Question: Let $f : S^1 \to S^1$ be continuous. Suppose $f$ has a fixed point and a periodic point of prime period $3$. Then does it have to have a periodic point of prime period $2$?
Motivation: I am currently taking a dynamical systems course and while I was reviewing my lecture notes I came across this question. I had thought about this before, but could not come up with an answer. But I remember the professor saying that the answer is "no" (though my memory might be inaccurate). Any ideas or hints are appreciated.
Let's say that your goal is to prove that the answer is indeed "no" (with the pleasant side effect of giving evidence that your memory is indeed accurate).

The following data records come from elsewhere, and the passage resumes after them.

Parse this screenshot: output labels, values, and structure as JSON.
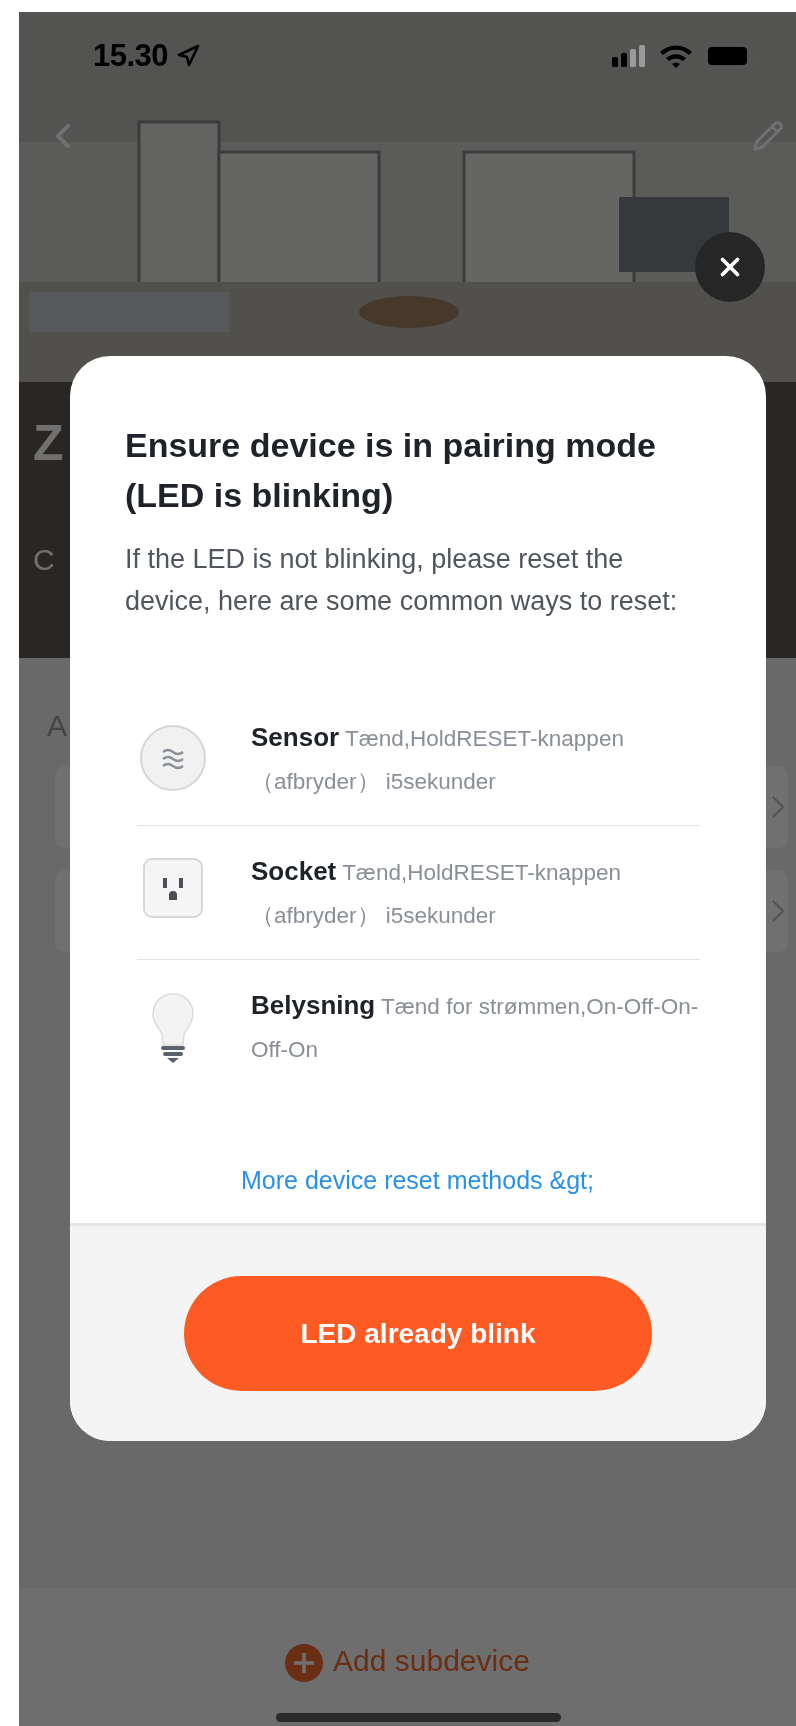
{
  "status_bar": {
    "time": "15.30"
  },
  "header": {
    "title_fragment": "Z",
    "subtitle_fragment": "C"
  },
  "page": {
    "section_fragment": "A",
    "add_subdevice": "Add subdevice"
  },
  "modal": {
    "title": "Ensure device is in pairing mode (LED is blinking)",
    "description": "If the LED is not blinking, please reset the device, here are some common ways to reset:",
    "devices": [
      {
        "kind": "sensor",
        "name": "Sensor",
        "instructions": "Tænd,HoldRESET-knappen （afbryder） i5sekunder"
      },
      {
        "kind": "socket",
        "name": "Socket",
        "instructions": "Tænd,HoldRESET-knappen （afbryder） i5sekunder"
      },
      {
        "kind": "bulb",
        "name": "Belysning",
        "instructions": "Tænd for strømmen,On-Off-On-Off-On"
      }
    ],
    "link": "More device reset methods &gt;",
    "button": "LED already blink"
  }
}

What you need to do is to take a four point subset $\{w,x_1,x_2,x_3\} \subset S^1$ and to construct a function $f : S^1 \to S^1$ such that $$f : \begin{cases} w &\mapsto w \\ x_1 &\mapsto x_2 \\ x_2 &\mapsto x_3 \\ x_3 &\mapsto x_1 \end{cases} $$ and such that $f$ has no point of prime period $2$.
The function $f$ has not yet been completely described: you must still say how $f$ is extended to each of the four complementary subsegments of $\{w,x_1,x_2,x_3\}$. Your goal is to define the extensions of $f$ on those four subsegments so that $f$ has no point of prime period $2$. And even if this goal turns out to be impossible because the answer is actually "yes", you may happen upon disproof by the mere act of looking for proof.
As hinted by @mathstudent, Sharkovskii's Theorem is a helpful guide here, because it tells you that if you are so careless as to extend $f$ so that $f^{-1}(w) = \{w\}$ then $f$ will, indeed, have a point of prime period $2$ (I am implicitly assuming that you will not be so careless as to extend $f$ discontinuously).
So, start working through the cases, keeping these questions in mind: What are the choices for defining $f$ on each of the four complementary subsegments? How does the requirement that $f^{-1}(w) \ne \{w\}$ restrict those choices? And with that restriction, is it possible to make the choices so that $f$ has no point of prime period $2$? Or, on the other hand, will you be forced to create a point of prime period $2$ no matter how you make the choices?
Can you take it from here?